CMSIS-DSP embedded compute library for Cortex-M and Cortex-A
https://arm-software.github.io/CMSIS-DSP
Apache License 2.0
531 stars 137 forks source link

arm_float_to_q31: why not to use VCVT.F32.S32 on Cortex-M4F #212

Open AlanCui4080 opened 2 days ago

AlanCui4080 commented 2 days ago

Hi,

As what we know, Cortex-M4F implemented a little set of FPU instructions including VCVT.F32.S32, and GCC did have a builtin intrinsic for it. But the question is why the intrinsic is only enabled when NEON available in GCC, and also, why not to use it in arm_float_to_q31.

Alan.

christophe0606 commented 2 days ago

@AlanCui4080 I don't see any reason. Perhaps the function was first developped for M0 and was not upgraded to support all other architectures.

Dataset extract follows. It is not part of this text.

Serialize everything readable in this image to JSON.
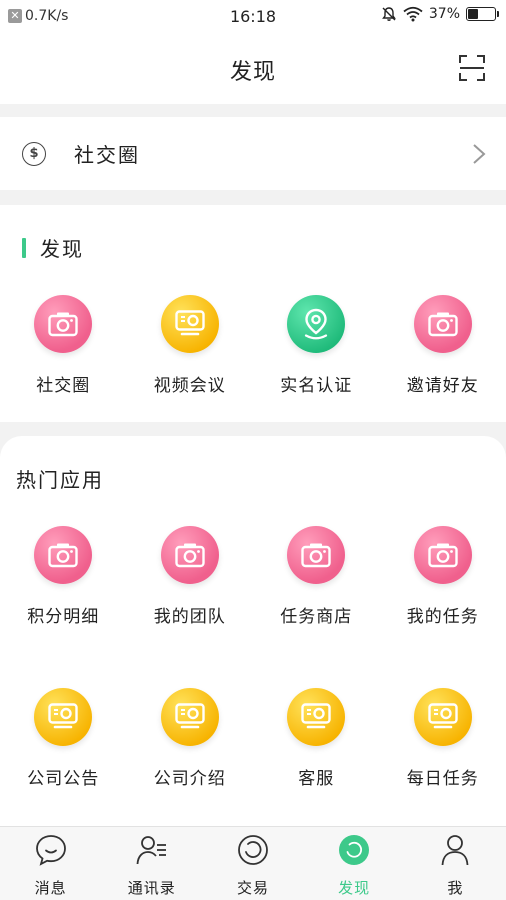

AlanCui4080 commented 2 days ago

@christophe0606

Sorry for my mistake, it's ok to include arm_neon.h on M4F, even there is only a subset of NEON implemented on M4F, but the vcvt_s32_f32 will call a SIMD instruction "FCVTZS Vd.2S,Vn.2S" which is invalid on M4F. The only vaild one is "VCVT.F32.S32 Sd,Sm #fbits" included in FPv4-SP. I'm testing it on my STM32G4, if that be ok, i will put a pull request.

christophe0606 commented 2 days ago

@AlanCui4080 I won't include arm_neon.h for M4F.

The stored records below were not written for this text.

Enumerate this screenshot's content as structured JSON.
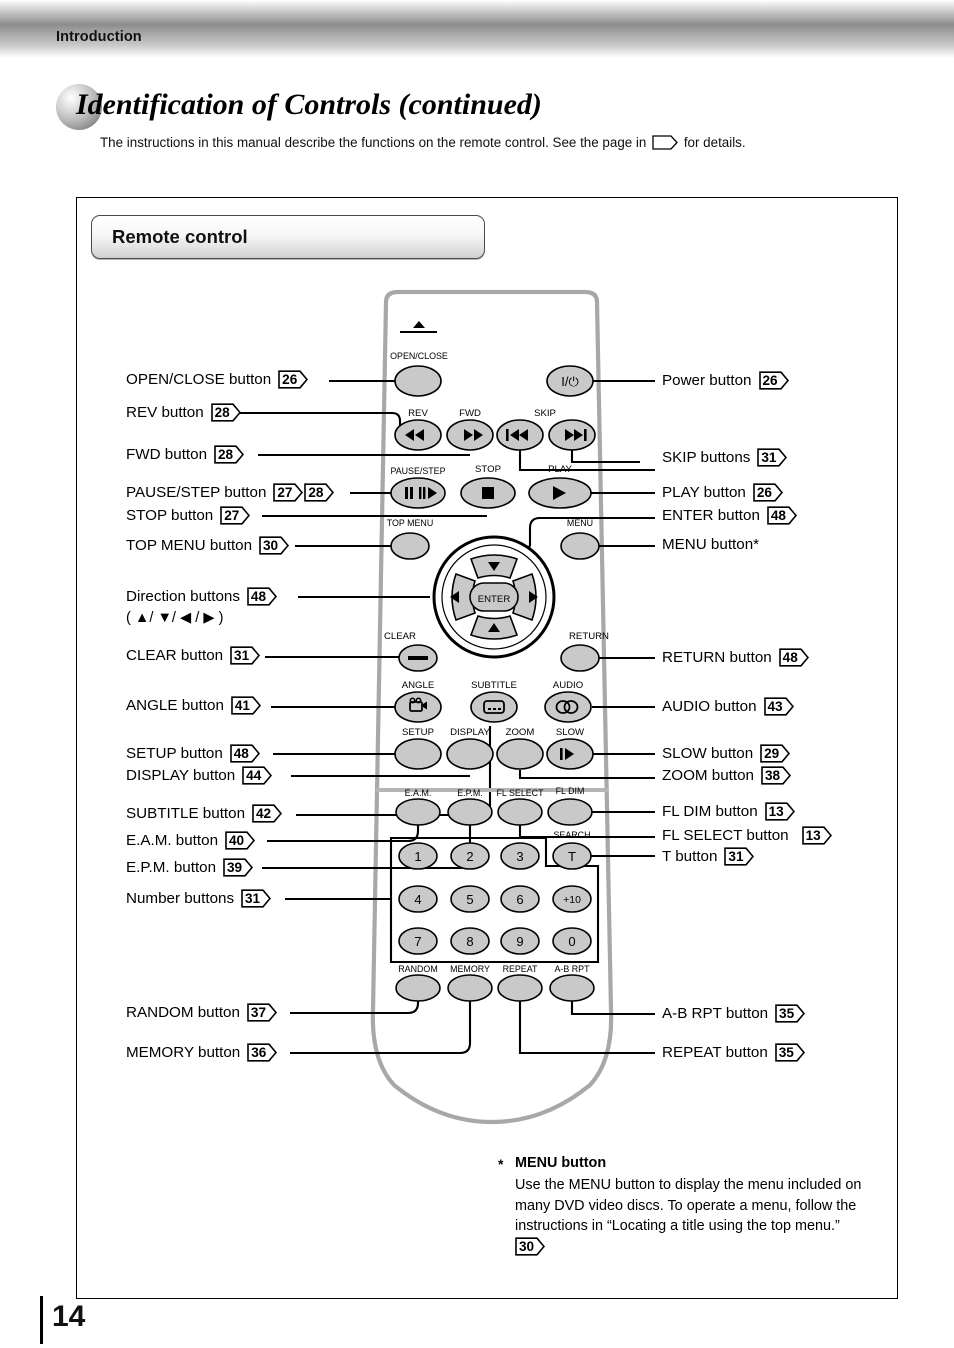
{
  "running_head": "Introduction",
  "page_title": "Identification of Controls (continued)",
  "subtitle_part1": "The instructions in this manual describe the functions on the remote control. See the page in",
  "subtitle_part2": "for details.",
  "section_heading": "Remote control",
  "page_number": "14",
  "callouts_left": [
    {
      "label": "OPEN/CLOSE button",
      "pages": [
        "26"
      ]
    },
    {
      "label": "REV button",
      "pages": [
        "28"
      ]
    },
    {
      "label": "FWD button",
      "pages": [
        "28"
      ]
    },
    {
      "label": "PAUSE/STEP button",
      "pages": [
        "27",
        "28"
      ]
    },
    {
      "label": "STOP button",
      "pages": [
        "27"
      ]
    },
    {
      "label": "TOP MENU button",
      "pages": [
        "30"
      ]
    },
    {
      "label": "Direction buttons",
      "pages": [
        "48"
      ],
      "sub": "( ▲/ ▼/ ◀ / ▶ )"
    },
    {
      "label": "CLEAR button",
      "pages": [
        "31"
      ]
    },
    {
      "label": "ANGLE button",
      "pages": [
        "41"
      ]
    },
    {
      "label": "SETUP button",
      "pages": [
        "48"
      ]
    },
    {
      "label": "DISPLAY button",
      "pages": [
        "44"
      ]
    },
    {
      "label": "SUBTITLE button",
      "pages": [
        "42"
      ]
    },
    {
      "label": "E.A.M. button",
      "pages": [
        "40"
      ]
    },
    {
      "label": "E.P.M. button",
      "pages": [
        "39"
      ]
    },
    {
      "label": "Number buttons",
      "pages": [
        "31"
      ]
    },
    {
      "label": "RANDOM button",
      "pages": [
        "37"
      ]
    },
    {
      "label": "MEMORY button",
      "pages": [
        "36"
      ]
    }
  ],
  "callouts_right": [
    {
      "label": "Power button",
      "pages": [
        "26"
      ]
    },
    {
      "label": "SKIP buttons",
      "pages": [
        "31"
      ]
    },
    {
      "label": "PLAY button",
      "pages": [
        "26"
      ]
    },
    {
      "label": "ENTER button",
      "pages": [
        "48"
      ]
    },
    {
      "label": "MENU button*",
      "pages": []
    },
    {
      "label": "RETURN button",
      "pages": [
        "48"
      ]
    },
    {
      "label": "AUDIO button",
      "pages": [
        "43"
      ]
    },
    {
      "label": "SLOW button",
      "pages": [
        "29"
      ]
    },
    {
      "label": "ZOOM button",
      "pages": [
        "38"
      ]
    },
    {
      "label": "FL DIM button",
      "pages": [
        "13"
      ]
    },
    {
      "label": "FL SELECT button",
      "pages": [
        "13"
      ]
    },
    {
      "label": "T button",
      "pages": [
        "31"
      ]
    },
    {
      "label": "A-B RPT button",
      "pages": [
        "35"
      ]
    },
    {
      "label": "REPEAT button",
      "pages": [
        "35"
      ]
    }
  ],
  "remote_labels": {
    "open_close": "OPEN/CLOSE",
    "power": "I/⏻",
    "rev": "REV",
    "fwd": "FWD",
    "skip": "SKIP",
    "pause_step": "PAUSE/STEP",
    "stop": "STOP",
    "play": "PLAY",
    "top_menu": "TOP MENU",
    "menu": "MENU",
    "enter": "ENTER",
    "clear": "CLEAR",
    "return": "RETURN",
    "angle": "ANGLE",
    "subtitle": "SUBTITLE",
    "audio": "AUDIO",
    "setup": "SETUP",
    "display": "DISPLAY",
    "zoom": "ZOOM",
    "slow": "SLOW",
    "eam": "E.A.M.",
    "epm": "E.P.M.",
    "fl_select": "FL SELECT",
    "fl_dim": "FL DIM",
    "search": "SEARCH",
    "search_key": "T",
    "random": "RANDOM",
    "memory": "MEMORY",
    "repeat": "REPEAT",
    "ab_rpt": "A-B RPT",
    "numbers": [
      "1",
      "2",
      "3",
      "4",
      "5",
      "6",
      "7",
      "8",
      "9",
      "+10",
      "0"
    ]
  },
  "footnote": {
    "star": "*",
    "heading": "MENU button",
    "body": "Use the MENU button to display the menu included on many DVD video discs. To operate a menu, follow the instructions in “Locating a title using the top menu.”",
    "page": "30"
  },
  "colors": {
    "button_fill": "#c9c9c9",
    "remote_outline": "#a8a8a8",
    "line": "#000000",
    "band_dark": "#8d8d8d"
  }
}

There are thus two possibilities : this intrinsics is supported by the Arm C language extensions (ACLE). Unfortunately, there are still too many compilers that are not fully implementing all of the ACLE.

That's why most of the intrinsics used by CMSIS-DSP are coming from CMSIS-Core (part of CMSIS-6). And probably, you'll need to open an issue on CMSIS-Core if you want this new intrinsic to be supported

AlanCui4080 commented 2 days ago

@christophe0606 I figure out it, ACLE have no single precision version (FPv4-SP) for vcvt_s32_f32, it's either d-register or q-register in ACLE. So I do believe someone forget to add it into ACLE, because this instruction is unpopular and not wide used.

And the CMSIS-Core seems to be not include any part of FPU instructions, where should i put it in.

Note: following inline asm is proved usable as a replacement of arm_float_to_q31.

asm("vcvt.s32.f32 %0, %0, #31": "+t"(thetaf_divpi.f)::);